We all carry a version of our childhood selves inside us.
Whether you ignore it or not, your inner child holds memories, emotions, and unmet needs from our earliest years. Sometimes, they feel neglected, unheard, or unloved. Sure, it sounds a bit new age-y, but offering your inner child the comfort and reassurance they missed can make a huge difference to how your adult self feels and operates in the world. Here are some things that inner child needs to hear (and present you can benefit from too) — repeat as necessary!
1. “You’re safe now.”
Your inner child may still feel trapped in old fears or painful memories. Reassure them that those moments have passed and they’re safe now. Reminding yourself of this can ease anxiety and create a sense of calm. Safety is the foundation for healing.
2. “It’s okay to make mistakes.”
Perfection isn’t the goal, and mistakes don’t define your worth. Let your inner child know that messing up is part of being human. Offering yourself forgiveness helps release feelings of shame and self-criticism. Every mistake is a chance to learn and grow.
3. “Your feelings matter.”
As a child, you may have been told to “stop crying” or “get over it.” These messages can lead to suppressing emotions. Reassure your inner child that their feelings are valid and worthy of attention. Listening to your emotions creates self-acceptance and understanding.
4. “You are loved just as you are.”
Your worth isn’t tied to achievement, behaviour, or meeting anyone else’s expectations. Tell your inner child that they are loved simply for existing. That unconditional love helps heal wounds caused by conditional acceptance in the past. You are enough, exactly as you are.
5. “It’s okay to say no.”
Boundaries are essential, even if you weren’t allowed to have them growing up. Let your inner child know they have the right to protect their space, energy, and feelings. Saying no doesn’t make you selfish; it means you value yourself. Boundaries lead to healthier relationships.
6. “You don’t have to be perfect to be worthy.”
The pressure to be perfect can feel overwhelming. Remind your inner child that they are worthy of love and kindness, flaws and all. Letting go of perfectionism opens the door to self-compassion. You are valuable, even when you stumble.
7. “It’s okay to rest.”
If you grew up feeling you always had to be productive, rest might trigger guilt. Tell your inner child that taking breaks is necessary and deserved. Rest isn’t laziness; it’s a way to care for yourself. You are allowed to pause and recharge.
8. “You are not responsible for other people’s happiness.”

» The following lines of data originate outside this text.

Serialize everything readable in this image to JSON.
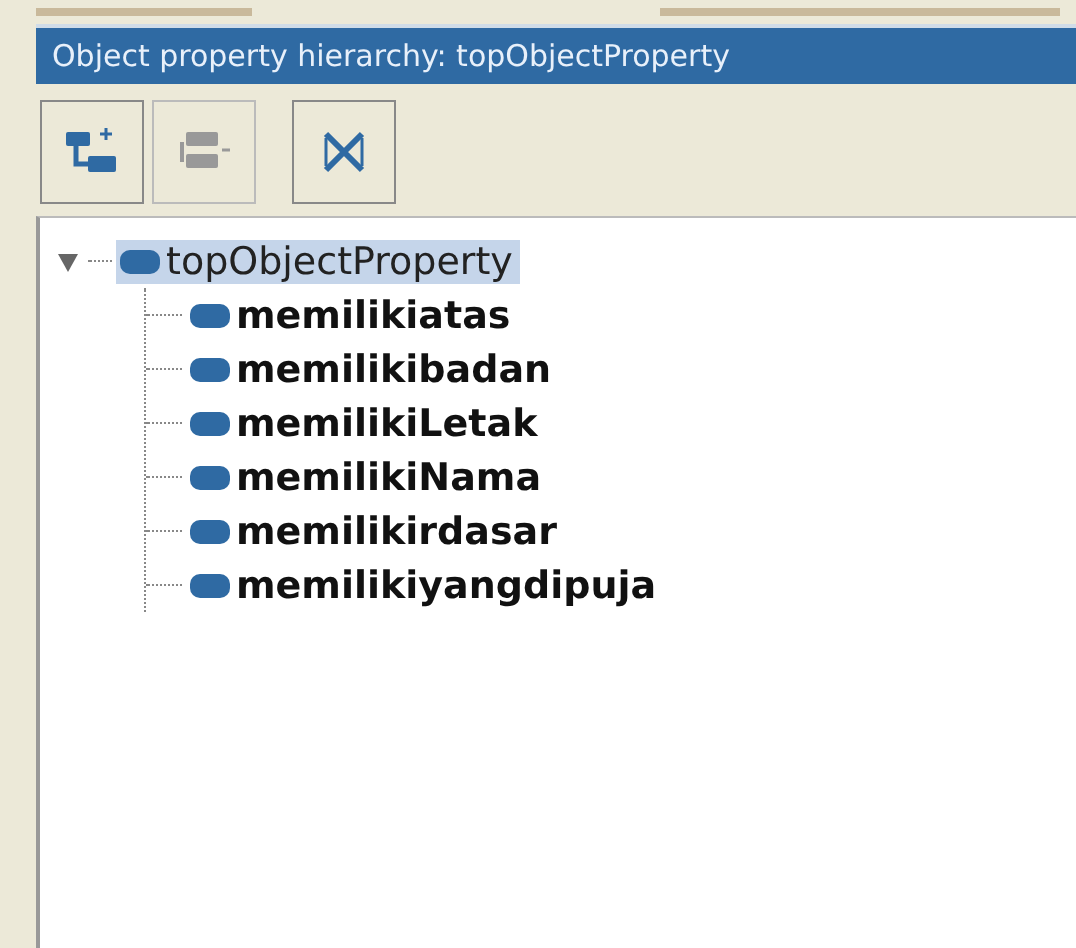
{
  "panel": {
    "title": "Object property hierarchy: topObjectProperty"
  },
  "toolbar": [
    {
      "kind": "add-sub",
      "disabled": false
    },
    {
      "kind": "add-sibling",
      "disabled": true
    },
    {
      "kind": "delete",
      "disabled": false
    }
  ],
  "tree": [
    {
      "label": "topObjectProperty",
      "expanded": true,
      "selected": true,
      "bold": false,
      "children": [
        {
          "label": "memilikiatas",
          "selected": false,
          "bold": true
        },
        {
          "label": "memilikibadan",
          "selected": false,
          "bold": true
        },
        {
          "label": "memilikiLetak",
          "selected": false,
          "bold": true
        },
        {
          "label": "memilikiNama",
          "selected": false,
          "bold": true
        },
        {
          "label": "memilikirdasar",
          "selected": false,
          "bold": true
        },
        {
          "label": "memilikiyangdipuja",
          "selected": false,
          "bold": true
        }
      ]
    }
  ]
}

If you felt pressure to keep everyone around you happy, it’s time to release that weight. Your inner child needs to know that it’s not their job to manage other people’s emotions. You can care about people without carrying their burdens. Your needs matter, too.
9. “You are not alone.”
Loneliness as a child can leave a lasting mark. Reassure your inner child that they are not alone anymore. You have the power to be there for yourself, and other people care about you, too. Connection is always possible, even when it feels far away.
10. “You deserve kindness and respect.”
If you were treated poorly or dismissed as a child, you might struggle with self-worth. Let your inner child know that they deserve to be treated with kindness and respect. Accepting this truth helps you set healthy standards for how other people treat you.
11. “Your dreams and desires are important.”
Maybe your childhood wishes were ignored or mocked. Tell your inner child that their dreams matter. Encouraging yourself to pursue what you love gives your inner child permission to hope again. Your passions are valid and worth exploring.
12. “You are allowed to play and have fun.”
Life isn’t just about responsibilities and obligations. Remind your inner child that playfulness and joy are essential. Doing things just for fun reconnects you with a sense of freedom. It’s okay to let loose and enjoy the moment.
13. “You didn’t deserve the hurt you experienced.”
If you went through pain or neglect, your inner child might blame themselves. Reassure them that none of it was their fault. You deserved care, protection, and love. Acknowledging this helps release old guilt and shame.
14. “You are strong and resilient.”
Your inner child may feel fragile or powerless. Remind them of the strength it took to survive and grow. Recognising your resilience helps you feel capable of facing today’s challenges. You’ve overcome more than you realise.
15. “I will take care of you.”
Your inner child needs to know that you’re there to protect and nurture them. Promising to care for yourself creates a sense of security. By showing up for your inner child, you build self-trust and confidence. You are your own safe space.